For more information:
http://www.cra-arc.gc.ca/menu-e.html
Tax-Free Savings Account (TFSA) (Income Taxes Woodbridge)
Starting in 2009, a tax-free savings account (TFSA) is a new way for residents of Canada to set money aside tax free throughout their lifetimes, Income Taxes Woodbridge.
Contributions to a TFSA are not deductible for income tax purposes and the income earned in the account (for example, investment income and capital gains) is tax-free, even when it is withdrawn. Interest on money borrowed in order to contribute to a TFSA is also not tax-deductible.
Who is eligible for a TFSA?
Any individual (other than a trust) who is at least 18 years old,
who is a resident of Canada, and who has a valid social insurance number (SIN) can be a holder* of a TFSA.
How to establish a TFSA
To establish a TFSA, you must contact your financial institution, credit union or insurance company (issuer*). As the TFSA holder, you will need to provide the issuer with your SIN and date of birth so that the issuer can register your qualifying arrangement* as a TFSA. Failing to provide this information or providing incorrect information may cause the registration of the TFSA to be denied, resulting in possible tax consequences.
You can set up a self-directed TFSA if you prefer to build and manage your own investment portfolio by buying and selling a variety of different types of investments.

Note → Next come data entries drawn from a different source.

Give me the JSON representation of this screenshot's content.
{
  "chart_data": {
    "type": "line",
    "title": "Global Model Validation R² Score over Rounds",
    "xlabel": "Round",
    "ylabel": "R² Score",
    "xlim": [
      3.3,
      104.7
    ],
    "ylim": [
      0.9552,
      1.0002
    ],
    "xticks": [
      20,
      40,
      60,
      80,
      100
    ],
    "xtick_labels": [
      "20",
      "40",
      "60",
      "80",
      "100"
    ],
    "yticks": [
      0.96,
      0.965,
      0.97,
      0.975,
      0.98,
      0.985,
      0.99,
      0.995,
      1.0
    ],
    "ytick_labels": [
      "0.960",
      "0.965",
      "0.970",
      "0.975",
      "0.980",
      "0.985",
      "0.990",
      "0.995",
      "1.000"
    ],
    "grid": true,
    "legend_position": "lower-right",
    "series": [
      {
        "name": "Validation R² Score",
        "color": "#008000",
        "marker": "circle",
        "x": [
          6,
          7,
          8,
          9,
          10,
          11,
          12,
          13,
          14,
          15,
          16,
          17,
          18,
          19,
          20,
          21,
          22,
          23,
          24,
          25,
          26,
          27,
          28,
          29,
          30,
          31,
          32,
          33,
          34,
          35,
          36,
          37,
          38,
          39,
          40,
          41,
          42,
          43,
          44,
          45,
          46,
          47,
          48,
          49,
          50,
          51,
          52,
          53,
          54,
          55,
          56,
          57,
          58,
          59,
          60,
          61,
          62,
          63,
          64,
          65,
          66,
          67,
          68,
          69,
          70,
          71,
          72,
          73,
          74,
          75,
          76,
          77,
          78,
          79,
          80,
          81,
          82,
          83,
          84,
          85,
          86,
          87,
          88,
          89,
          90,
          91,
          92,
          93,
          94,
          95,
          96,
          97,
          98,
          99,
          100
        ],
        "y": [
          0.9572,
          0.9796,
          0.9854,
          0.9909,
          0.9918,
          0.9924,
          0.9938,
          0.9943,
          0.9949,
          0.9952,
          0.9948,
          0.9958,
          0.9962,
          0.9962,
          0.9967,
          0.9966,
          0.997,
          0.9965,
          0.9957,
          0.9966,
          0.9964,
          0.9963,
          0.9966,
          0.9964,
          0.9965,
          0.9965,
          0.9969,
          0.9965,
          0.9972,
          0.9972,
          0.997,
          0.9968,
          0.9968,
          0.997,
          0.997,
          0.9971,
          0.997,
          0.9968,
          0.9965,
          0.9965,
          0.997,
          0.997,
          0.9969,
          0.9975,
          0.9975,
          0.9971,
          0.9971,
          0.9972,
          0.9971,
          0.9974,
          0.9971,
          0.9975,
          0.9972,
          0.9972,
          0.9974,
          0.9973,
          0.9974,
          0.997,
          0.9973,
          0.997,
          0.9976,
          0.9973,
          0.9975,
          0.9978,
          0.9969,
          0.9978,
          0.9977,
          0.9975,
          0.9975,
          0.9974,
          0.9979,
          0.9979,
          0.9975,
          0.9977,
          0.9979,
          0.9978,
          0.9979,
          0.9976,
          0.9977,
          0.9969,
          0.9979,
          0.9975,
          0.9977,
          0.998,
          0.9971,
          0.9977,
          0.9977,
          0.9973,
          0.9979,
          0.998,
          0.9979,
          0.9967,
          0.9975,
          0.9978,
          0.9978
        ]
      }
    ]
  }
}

If you are considering this type of arrangement, you may want to consult with your financial institution.
Note
An individual can have more than one TFSA at any given time, as long as the total amount contributed to all the accounts during the year does not exceed the individual’s available TFSA contribution room for that year.
Types of investments allowed in a TFSA
Generally, the types of investments that will be permitted in a TFSA are the same as those permitted in a registered retirement savings plan (RRSP). This would include mutual funds, securities listed on a designated stock exchange, Guaranteed Investment Certificates (GICs), bonds, and certain shares of small business corporations.